Не успел Браумин договорить, как Роджера уже след простыл.
ГЛАВА 34
РАССЕРЖЕННЫЕ ОВЦЫ
— Остановись! — предостерегающе крикнул Фрэнсис разгневанному человеку с обезумевшими, налитыми кровью глазами и заметными розовыми пятнами на руках. Монах встал, загораживая ему дорогу к цветочному кордону и воротам Санта-Мир-Абель. Фрэнсис прекрасно понимал, что монахи, стоявшие на стене и державшие в руках арбалеты и камни, убьют этого несчастного, едва он пересечет границу. — Даже не надейся… — Фрэнсис попытался остановить его, но тот ничего не хотел слушать.
Он явился сюда прямо от погребального костра. У него на глазах только что сожгли тело его единственного сына. Словно разъяренный бык, человек двинулся вперед и замахнулся своей здоровенной ручищей.
Удар, естественно, предназначался Фрэнсису, но монах, хорошо владевший воинским искусством, пригнул голову и, схватив занесенную над ним руку, с силой дернул ее вниз.

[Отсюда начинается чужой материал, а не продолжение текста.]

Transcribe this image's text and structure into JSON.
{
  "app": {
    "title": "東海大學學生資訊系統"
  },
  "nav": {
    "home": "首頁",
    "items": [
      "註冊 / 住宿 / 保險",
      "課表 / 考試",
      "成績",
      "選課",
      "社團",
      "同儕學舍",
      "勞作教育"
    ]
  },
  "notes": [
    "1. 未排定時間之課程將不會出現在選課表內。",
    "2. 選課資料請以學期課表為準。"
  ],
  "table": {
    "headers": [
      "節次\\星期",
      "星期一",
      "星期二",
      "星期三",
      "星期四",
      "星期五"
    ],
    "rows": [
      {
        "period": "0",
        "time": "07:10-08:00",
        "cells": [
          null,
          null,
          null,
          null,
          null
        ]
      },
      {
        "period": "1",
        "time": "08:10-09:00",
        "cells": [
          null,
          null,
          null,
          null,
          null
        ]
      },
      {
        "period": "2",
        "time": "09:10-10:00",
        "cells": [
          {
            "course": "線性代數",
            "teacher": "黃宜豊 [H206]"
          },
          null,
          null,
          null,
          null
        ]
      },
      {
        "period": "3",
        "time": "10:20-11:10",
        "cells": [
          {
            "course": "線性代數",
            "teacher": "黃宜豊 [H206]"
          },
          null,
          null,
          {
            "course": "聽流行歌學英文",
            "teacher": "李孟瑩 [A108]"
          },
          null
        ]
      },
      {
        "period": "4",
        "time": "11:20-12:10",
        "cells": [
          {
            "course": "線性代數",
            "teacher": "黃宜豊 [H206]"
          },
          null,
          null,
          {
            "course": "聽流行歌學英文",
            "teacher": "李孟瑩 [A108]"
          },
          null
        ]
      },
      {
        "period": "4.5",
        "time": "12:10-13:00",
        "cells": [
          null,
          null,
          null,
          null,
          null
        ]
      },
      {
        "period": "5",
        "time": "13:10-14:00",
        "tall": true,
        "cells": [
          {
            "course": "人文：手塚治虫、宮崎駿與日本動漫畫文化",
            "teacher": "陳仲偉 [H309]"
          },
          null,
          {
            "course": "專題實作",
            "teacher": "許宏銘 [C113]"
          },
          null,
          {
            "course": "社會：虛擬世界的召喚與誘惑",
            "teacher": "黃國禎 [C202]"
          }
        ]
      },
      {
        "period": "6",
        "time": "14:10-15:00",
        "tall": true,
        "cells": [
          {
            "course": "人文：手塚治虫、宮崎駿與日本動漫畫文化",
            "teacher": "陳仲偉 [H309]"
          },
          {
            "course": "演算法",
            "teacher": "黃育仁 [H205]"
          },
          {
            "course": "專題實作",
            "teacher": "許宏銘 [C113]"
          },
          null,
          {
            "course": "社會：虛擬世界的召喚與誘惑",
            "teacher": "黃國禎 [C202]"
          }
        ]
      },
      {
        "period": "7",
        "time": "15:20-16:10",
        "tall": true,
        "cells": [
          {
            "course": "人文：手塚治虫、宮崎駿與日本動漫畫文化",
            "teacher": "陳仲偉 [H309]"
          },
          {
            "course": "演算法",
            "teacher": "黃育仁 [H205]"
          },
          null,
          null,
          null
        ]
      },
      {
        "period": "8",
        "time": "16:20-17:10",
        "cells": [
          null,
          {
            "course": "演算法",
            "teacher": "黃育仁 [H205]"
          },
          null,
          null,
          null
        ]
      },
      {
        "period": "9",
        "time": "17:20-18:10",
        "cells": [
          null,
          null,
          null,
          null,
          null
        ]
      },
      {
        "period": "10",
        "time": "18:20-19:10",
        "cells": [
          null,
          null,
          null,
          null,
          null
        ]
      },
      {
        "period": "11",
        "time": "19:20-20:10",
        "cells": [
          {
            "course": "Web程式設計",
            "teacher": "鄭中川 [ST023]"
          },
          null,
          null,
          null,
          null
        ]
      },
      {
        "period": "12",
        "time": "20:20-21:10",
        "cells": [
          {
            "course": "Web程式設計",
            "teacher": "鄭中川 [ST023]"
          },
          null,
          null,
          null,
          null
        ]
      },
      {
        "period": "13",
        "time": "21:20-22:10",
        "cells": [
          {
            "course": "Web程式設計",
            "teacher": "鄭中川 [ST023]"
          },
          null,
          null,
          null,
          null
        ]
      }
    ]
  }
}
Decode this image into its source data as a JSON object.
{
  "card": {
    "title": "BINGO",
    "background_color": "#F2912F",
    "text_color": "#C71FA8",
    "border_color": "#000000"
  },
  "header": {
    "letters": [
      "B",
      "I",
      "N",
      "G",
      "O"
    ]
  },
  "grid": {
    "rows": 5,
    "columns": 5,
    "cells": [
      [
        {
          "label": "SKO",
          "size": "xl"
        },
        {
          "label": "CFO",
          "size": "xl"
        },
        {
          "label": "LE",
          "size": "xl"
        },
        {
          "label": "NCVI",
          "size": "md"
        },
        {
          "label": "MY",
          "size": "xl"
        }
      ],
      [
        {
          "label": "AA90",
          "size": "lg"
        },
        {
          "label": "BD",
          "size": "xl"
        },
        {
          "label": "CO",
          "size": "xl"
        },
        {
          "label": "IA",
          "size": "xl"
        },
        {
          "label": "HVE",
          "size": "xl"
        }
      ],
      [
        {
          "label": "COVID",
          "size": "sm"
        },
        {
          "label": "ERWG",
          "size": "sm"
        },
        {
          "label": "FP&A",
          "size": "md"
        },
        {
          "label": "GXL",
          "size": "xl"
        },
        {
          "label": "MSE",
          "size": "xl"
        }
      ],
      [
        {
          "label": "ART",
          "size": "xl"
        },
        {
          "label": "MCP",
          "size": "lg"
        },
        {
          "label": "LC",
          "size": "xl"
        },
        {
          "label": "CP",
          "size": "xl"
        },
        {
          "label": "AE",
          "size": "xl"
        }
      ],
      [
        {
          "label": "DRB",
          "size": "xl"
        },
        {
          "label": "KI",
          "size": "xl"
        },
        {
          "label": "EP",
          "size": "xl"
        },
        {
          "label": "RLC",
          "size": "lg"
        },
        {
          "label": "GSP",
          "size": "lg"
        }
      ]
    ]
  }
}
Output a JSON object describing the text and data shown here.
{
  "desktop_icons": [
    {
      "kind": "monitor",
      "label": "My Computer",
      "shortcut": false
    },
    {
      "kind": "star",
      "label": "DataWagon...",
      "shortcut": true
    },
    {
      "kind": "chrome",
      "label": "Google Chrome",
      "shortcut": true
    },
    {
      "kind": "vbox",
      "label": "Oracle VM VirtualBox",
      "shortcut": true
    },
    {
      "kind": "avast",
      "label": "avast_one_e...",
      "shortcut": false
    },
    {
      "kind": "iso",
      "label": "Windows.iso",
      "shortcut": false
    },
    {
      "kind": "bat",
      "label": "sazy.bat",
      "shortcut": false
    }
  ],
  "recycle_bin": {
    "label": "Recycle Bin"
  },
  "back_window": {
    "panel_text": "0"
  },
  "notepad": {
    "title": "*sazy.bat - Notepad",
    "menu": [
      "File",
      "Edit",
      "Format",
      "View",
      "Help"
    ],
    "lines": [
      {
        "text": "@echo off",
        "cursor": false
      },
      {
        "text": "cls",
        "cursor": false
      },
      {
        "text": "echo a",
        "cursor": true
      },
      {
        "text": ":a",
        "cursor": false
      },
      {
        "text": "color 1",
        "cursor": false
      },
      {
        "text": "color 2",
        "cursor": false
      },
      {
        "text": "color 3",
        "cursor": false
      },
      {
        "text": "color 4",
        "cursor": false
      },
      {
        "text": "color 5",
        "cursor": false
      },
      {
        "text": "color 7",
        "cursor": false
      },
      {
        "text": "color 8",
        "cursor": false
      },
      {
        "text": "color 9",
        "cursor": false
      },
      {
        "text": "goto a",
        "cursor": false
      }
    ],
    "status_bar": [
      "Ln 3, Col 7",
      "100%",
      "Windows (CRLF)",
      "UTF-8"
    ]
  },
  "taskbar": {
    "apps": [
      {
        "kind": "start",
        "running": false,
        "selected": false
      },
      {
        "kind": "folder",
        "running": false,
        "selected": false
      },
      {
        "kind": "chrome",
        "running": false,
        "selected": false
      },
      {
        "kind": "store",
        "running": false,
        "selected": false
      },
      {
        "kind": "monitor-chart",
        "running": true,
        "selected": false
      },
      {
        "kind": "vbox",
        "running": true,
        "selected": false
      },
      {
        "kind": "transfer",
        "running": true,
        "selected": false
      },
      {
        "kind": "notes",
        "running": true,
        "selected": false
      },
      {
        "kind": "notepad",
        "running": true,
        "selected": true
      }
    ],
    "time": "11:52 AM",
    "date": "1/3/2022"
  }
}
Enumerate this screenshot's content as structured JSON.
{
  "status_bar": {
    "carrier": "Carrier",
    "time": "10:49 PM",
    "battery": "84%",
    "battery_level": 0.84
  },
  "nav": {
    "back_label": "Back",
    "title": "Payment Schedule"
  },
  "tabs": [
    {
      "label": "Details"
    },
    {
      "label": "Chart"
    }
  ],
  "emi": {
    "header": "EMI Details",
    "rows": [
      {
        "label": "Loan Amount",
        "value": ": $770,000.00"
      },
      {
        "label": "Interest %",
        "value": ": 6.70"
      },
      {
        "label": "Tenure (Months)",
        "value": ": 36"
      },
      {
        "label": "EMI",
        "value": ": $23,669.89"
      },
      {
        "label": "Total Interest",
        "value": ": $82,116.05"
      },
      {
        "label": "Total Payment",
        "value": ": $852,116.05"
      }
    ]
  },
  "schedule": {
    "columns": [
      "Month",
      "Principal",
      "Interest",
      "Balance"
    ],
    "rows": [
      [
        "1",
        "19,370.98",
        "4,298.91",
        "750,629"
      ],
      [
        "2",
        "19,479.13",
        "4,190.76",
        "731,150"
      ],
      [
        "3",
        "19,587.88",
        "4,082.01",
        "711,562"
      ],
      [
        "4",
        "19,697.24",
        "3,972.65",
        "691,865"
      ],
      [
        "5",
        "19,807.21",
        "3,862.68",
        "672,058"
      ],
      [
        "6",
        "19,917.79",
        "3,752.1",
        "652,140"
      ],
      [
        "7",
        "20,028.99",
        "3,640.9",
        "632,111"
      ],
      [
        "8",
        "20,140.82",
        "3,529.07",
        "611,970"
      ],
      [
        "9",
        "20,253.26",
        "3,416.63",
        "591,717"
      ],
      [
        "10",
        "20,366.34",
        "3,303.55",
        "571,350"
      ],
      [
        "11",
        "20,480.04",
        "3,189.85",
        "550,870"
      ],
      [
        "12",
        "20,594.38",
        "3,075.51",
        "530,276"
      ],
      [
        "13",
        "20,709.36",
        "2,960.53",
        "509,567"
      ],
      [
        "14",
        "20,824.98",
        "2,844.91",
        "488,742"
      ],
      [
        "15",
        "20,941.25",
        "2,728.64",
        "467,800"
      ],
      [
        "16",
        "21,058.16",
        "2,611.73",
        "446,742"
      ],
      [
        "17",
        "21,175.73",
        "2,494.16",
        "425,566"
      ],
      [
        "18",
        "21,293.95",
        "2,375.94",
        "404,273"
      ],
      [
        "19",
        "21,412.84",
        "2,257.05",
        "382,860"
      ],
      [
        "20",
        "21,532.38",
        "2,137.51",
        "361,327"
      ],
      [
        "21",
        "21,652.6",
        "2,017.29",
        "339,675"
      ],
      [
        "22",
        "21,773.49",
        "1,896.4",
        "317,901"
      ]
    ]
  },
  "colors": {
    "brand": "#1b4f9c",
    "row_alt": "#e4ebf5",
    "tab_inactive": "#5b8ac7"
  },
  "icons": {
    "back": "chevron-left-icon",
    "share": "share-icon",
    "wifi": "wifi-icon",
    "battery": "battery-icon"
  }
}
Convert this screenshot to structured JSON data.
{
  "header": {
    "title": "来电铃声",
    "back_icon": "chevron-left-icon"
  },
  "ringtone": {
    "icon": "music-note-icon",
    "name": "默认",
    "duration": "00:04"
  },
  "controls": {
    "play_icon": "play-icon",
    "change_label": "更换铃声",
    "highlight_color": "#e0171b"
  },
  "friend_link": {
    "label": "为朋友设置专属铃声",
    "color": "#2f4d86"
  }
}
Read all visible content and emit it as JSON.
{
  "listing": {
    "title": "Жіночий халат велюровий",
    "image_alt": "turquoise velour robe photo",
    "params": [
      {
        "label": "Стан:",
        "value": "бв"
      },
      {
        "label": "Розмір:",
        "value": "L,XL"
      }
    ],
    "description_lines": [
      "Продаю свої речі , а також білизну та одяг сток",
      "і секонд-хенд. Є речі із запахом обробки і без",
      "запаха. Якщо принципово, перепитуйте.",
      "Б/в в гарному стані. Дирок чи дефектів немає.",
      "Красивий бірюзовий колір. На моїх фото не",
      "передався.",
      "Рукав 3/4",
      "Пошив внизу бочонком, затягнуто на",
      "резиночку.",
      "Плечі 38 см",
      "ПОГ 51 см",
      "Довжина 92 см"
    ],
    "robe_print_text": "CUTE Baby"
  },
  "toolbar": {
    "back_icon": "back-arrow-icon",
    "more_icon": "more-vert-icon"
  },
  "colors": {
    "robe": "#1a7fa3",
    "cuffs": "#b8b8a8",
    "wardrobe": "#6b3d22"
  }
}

Потом, сделав всего лишь шаг и повернувшись, он оказался за спиной нападавшего. Прежде чем ослепленный яростью крестьянин сообразил, что к чему, Фрэнсис заломил ему правую руку за спину, а своей левой рукой обхватил его шею. Невзирая на свою силу и бурлящий гнев великан был не в состоянии что-либо сделать.
Он все-таки попытался вырваться. Тогда Фрэнсис подставил ему подножку, и они оба тяжело повалились на землю. Крестьянин упал лицом вниз, а Фрэнсис оказался на нем.
— Убью вас всех! — рычал отец умершего ребенка. — Всех поубиваю! Я вам… Я…
Внезапно его голос дрогнул, и он зарыдал.
— Я понимаю, — сочувственно прошептал Фрэнсис. — Твой сын… Мне понятно твое горе.
— Откуда тебе знать, что такое горе? — послышалось сзади.
— Да что вообще ты и твои вонючие дружки знают? — раздался другой сердитый голос.
Кто-то сильно ударил Фрэнсиса ногой в поясницу.
Потом они навалились на него. Их было только двое, но вокруг стояла целая толпа, подбадривавшая их криками. Эти двое оторвали Фрэнсиса от рыдающего великана и грубо поставили на ноги. И хотя монах попытался отбиться, ударив одного кулаком, а другого — ногой в голень, он понимал, что ему не вырваться. В толпе найдется немало пособников.